Resuscitation Dilemma                                                                                                           Monday, July 6, 2015 

For a pregnant lady in labour with baby in Foetal Distress if I conduct caesarean I am greedy and asked why I did not wait for normal delivery to occur. If I wait and intrauterine death occurs I am responsible for not having conducted caesarean in time and penalized Rs 1.10 crore as happened in the Apollo Hospital case recently. If child is born and does not cry at birth or has birth asphyxia for other reasons and I revive the child, place him in NICU on ventilator I am keeping dead body in ICU to make money as alleged recently in Chandigarh. If I succeed in saving him/her I am penalized for causing mental retardation and pay compensation for life long care of the child. If, however, I do not resuscitate a baby who does not breathe at birth and the newborn dies it is against everything I have learnt in my training and medical ethics.

The same scenario is often repeated in adults who suffer cardiac arrest, ventricular tachycardia and ventricular fibrillation. We resuscitate to the best of our ability not knowing what the outcome will be. We are accused alternately of keeping dead body on ventilator, or of not being aggressive enough in resuscitating depending on whether “Bill” for treatment has been presented or not.

Why at all did Dr Narang have to receive his graduation, postgraduation, fellowships trainings abroad and teaching neonatology at PGIMER for decades? The goons, reporters and police persons having received their training at the College of Satyamev Jayate by Professor Amir Khan and the Institute of “Gabbar is Back” by Dr Akshay Kumar obviously know more about brain death, neonatal ICU care and legal provisions of switching off ventilator while patient’s heart is still beating.

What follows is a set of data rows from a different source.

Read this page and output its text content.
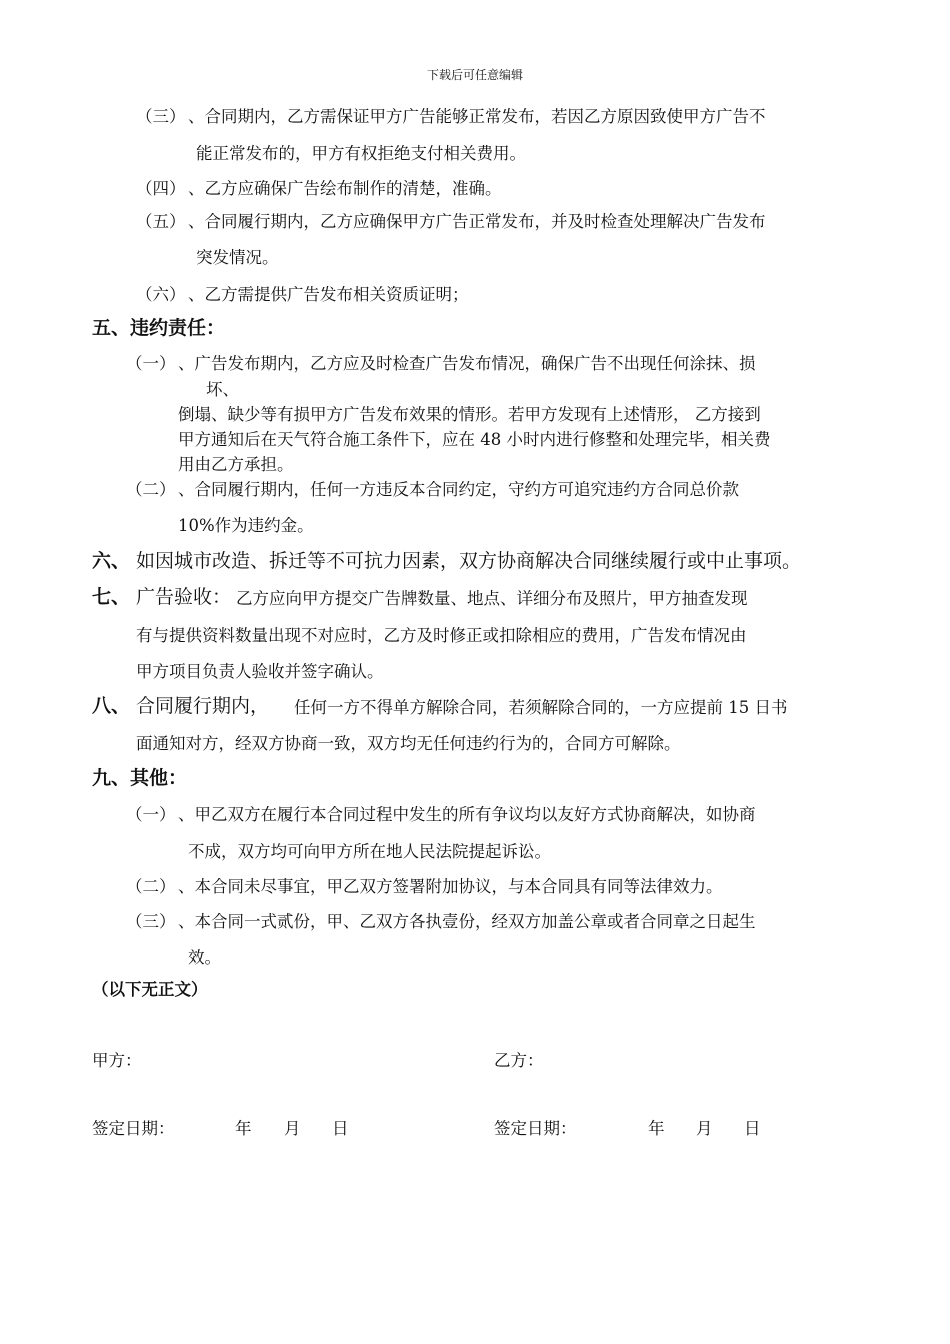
下载后可任意编辑
（三） 、合同期内，乙方需保证甲方广告能够正常发布，若因乙方原因致使甲方广告不
能正常发布的，甲方有权拒绝支付相关费用。
（四） 、乙方应确保广告绘布制作的清楚，准确。
（五） 、合同履行期内，乙方应确保甲方广告正常发布，并及时检查处理解决广告发布
突发情况。
（六） 、乙方需提供广告发布相关资质证明；
五、违约责任：
（一） 、广告发布期内，乙方应及时检查广告发布情况，确保广告不出现任何涂抹、损
坏、
倒塌、缺少等有损甲方广告发布效果的情形。若甲方发现有上述情形， 乙方接到
甲方通知后在天气符合施工条件下，应在 48 小时内进行修整和处理完毕，相关费
用由乙方承担。
（二） 、合同履行期内，任何一方违反本合同约定，守约方可追究违约方合同总价款
10%作为违约金。
六、 如因城市改造、拆迁等不可抗力因素，双方协商解决合同继续履行或中止事项。
七、 广告验收： 乙方应向甲方提交广告牌数量、地点、详细分布及照片，甲方抽查发现
有与提供资料数量出现不对应时，乙方及时修正或扣除相应的费用，广告发布情况由
甲方项目负责人验收并签字确认。
八、 合同履行期内， 任何一方不得单方解除合同，若须解除合同的，一方应提前 15 日书
面通知对方，经双方协商一致，双方均无任何违约行为的，合同方可解除。
九、其他：
（一） 、甲乙双方在履行本合同过程中发生的所有争议均以友好方式协商解决，如协商
不成，双方均可向甲方所在地人民法院提起诉讼。
（二） 、本合同未尽事宜，甲乙双方签署附加协议，与本合同具有同等法律效力。
（三） 、本合同一式贰份，甲、乙双方各执壹份，经双方加盖公章或者合同章之日起生
效。
（以下无正文）
甲方：	乙方：
签定日期：	年 月 日	签定日期：	年 月 日
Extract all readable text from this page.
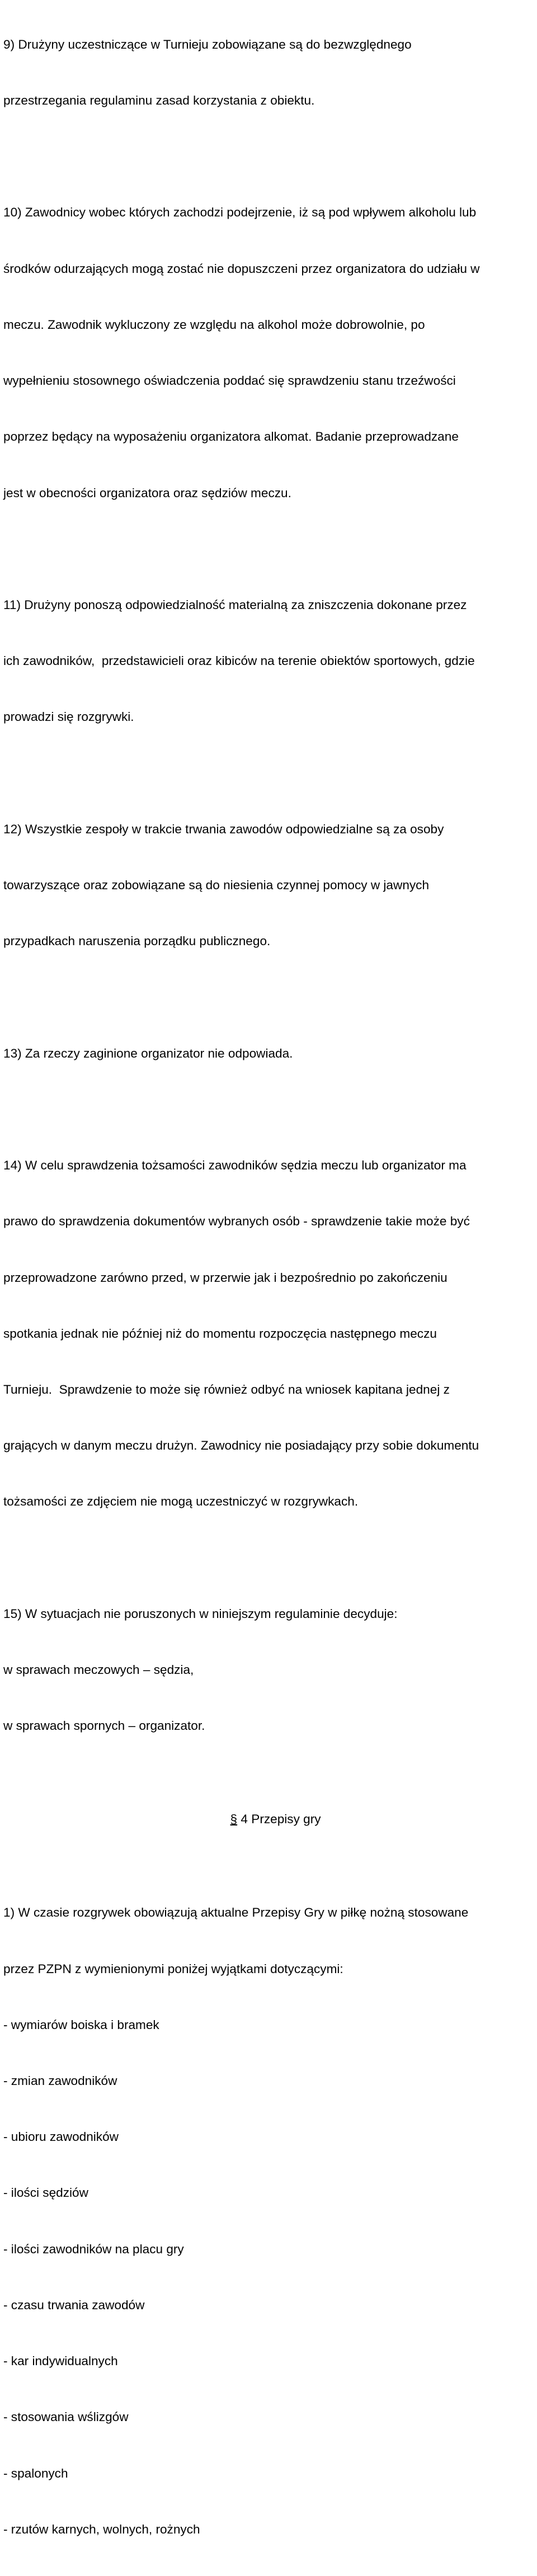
9) Drużyny uczestniczące w Turnieju zobowiązane są do bezwzględnego

przestrzegania regulaminu zasad korzystania z obiektu.

10) Zawodnicy wobec których zachodzi podejrzenie, iż są pod wpływem alkoholu lub

środków odurzających mogą zostać nie dopuszczeni przez organizatora do udziału w

meczu. Zawodnik wykluczony ze względu na alkohol może dobrowolnie, po

wypełnieniu stosownego oświadczenia poddać się sprawdzeniu stanu trzeźwości

poprzez będący na wyposażeniu organizatora alkomat. Badanie przeprowadzane

jest w obecności organizatora oraz sędziów meczu.

11) Drużyny ponoszą odpowiedzialność materialną za zniszczenia dokonane przez

ich zawodników,  przedstawicieli oraz kibiców na terenie obiektów sportowych, gdzie

prowadzi się rozgrywki.

12) Wszystkie zespoły w trakcie trwania zawodów odpowiedzialne są za osoby

towarzyszące oraz zobowiązane są do niesienia czynnej pomocy w jawnych

przypadkach naruszenia porządku publicznego.

13) Za rzeczy zaginione organizator nie odpowiada.

14) W celu sprawdzenia tożsamości zawodników sędzia meczu lub organizator ma

prawo do sprawdzenia dokumentów wybranych osób - sprawdzenie takie może być

przeprowadzone zarówno przed, w przerwie jak i bezpośrednio po zakończeniu

spotkania jednak nie później niż do momentu rozpoczęcia następnego meczu

Turnieju.  Sprawdzenie to może się również odbyć na wniosek kapitana jednej z

grających w danym meczu drużyn. Zawodnicy nie posiadający przy sobie dokumentu

tożsamości ze zdjęciem nie mogą uczestniczyć w rozgrywkach.

15) W sytuacjach nie poruszonych w niniejszym regulaminie decyduje:

w sprawach meczowych – sędzia,

w sprawach spornych – organizator.

§ 4 Przepisy gry

1) W czasie rozgrywek obowiązują aktualne Przepisy Gry w piłkę nożną stosowane

przez PZPN z wymienionymi poniżej wyjątkami dotyczącymi:

- wymiarów boiska i bramek

- zmian zawodników

- ubioru zawodników

- ilości sędziów

- ilości zawodników na placu gry

- czasu trwania zawodów

- kar indywidualnych

- stosowania wślizgów

- spalonych

- rzutów karnych, wolnych, rożnych
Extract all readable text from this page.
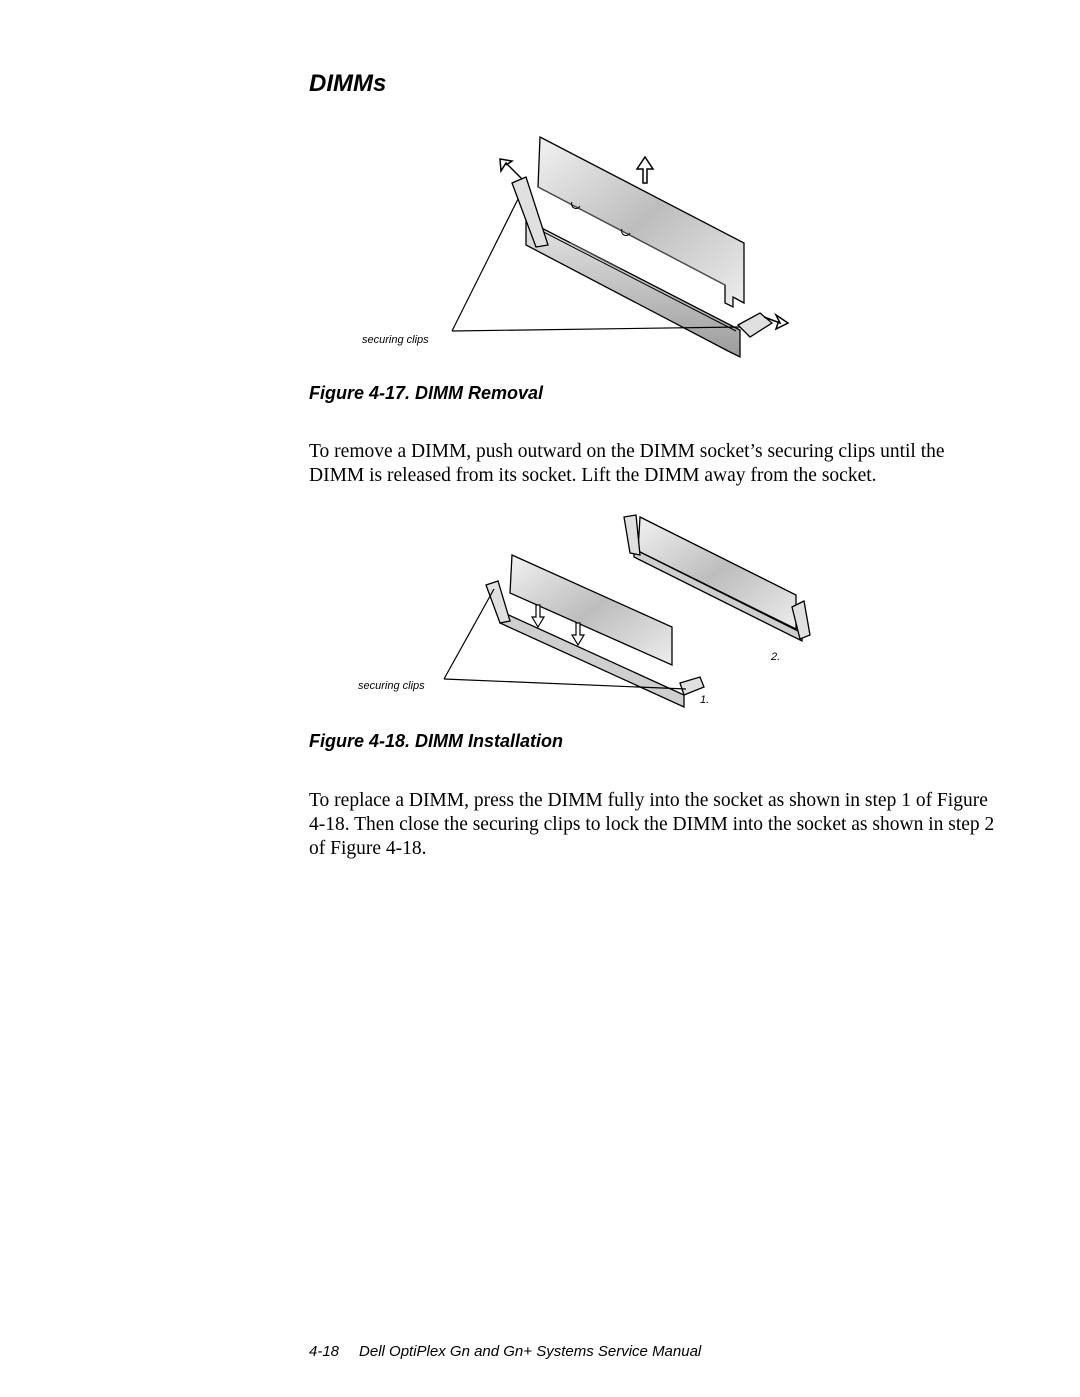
DIMMs
securing clips

Figure 4-17. DIMM Removal

To remove a DIMM, push outward on the DIMM socket’s securing clips until the DIMM is released from its socket. Lift the DIMM away from the socket.

securing clips
1.
2.

Figure 4-18. DIMM Installation

To replace a DIMM, press the DIMM fully into the socket as shown in step 1 of Figure 4-18. Then close the securing clips to lock the DIMM into the socket as shown in step 2 of Figure 4-18.

4-18 Dell OptiPlex Gn and Gn+ Systems Service Manual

What then is the society’s message to its healers? Do not resuscitate. It is cheaper, no one has to pay exorbitant bills, no one can claim you are treating a dead body, no policeman with shoes, no violent relatives need to barge into the Neonatal ICU to personally check whether their child is actually alive putting at risk other patients’ babies in the ICU.

Only problem with the message “Do not resuscitate” is I myself was resuscitated in 2005 by my cardiologist Dr Jagmohan Verma having suffered ventricular fibrillation / cardiac arrest on table in Fortis Hospital. If this message of ‘Do not resuscitate’ were ringing in his head at that time, I would not have been writing this page today.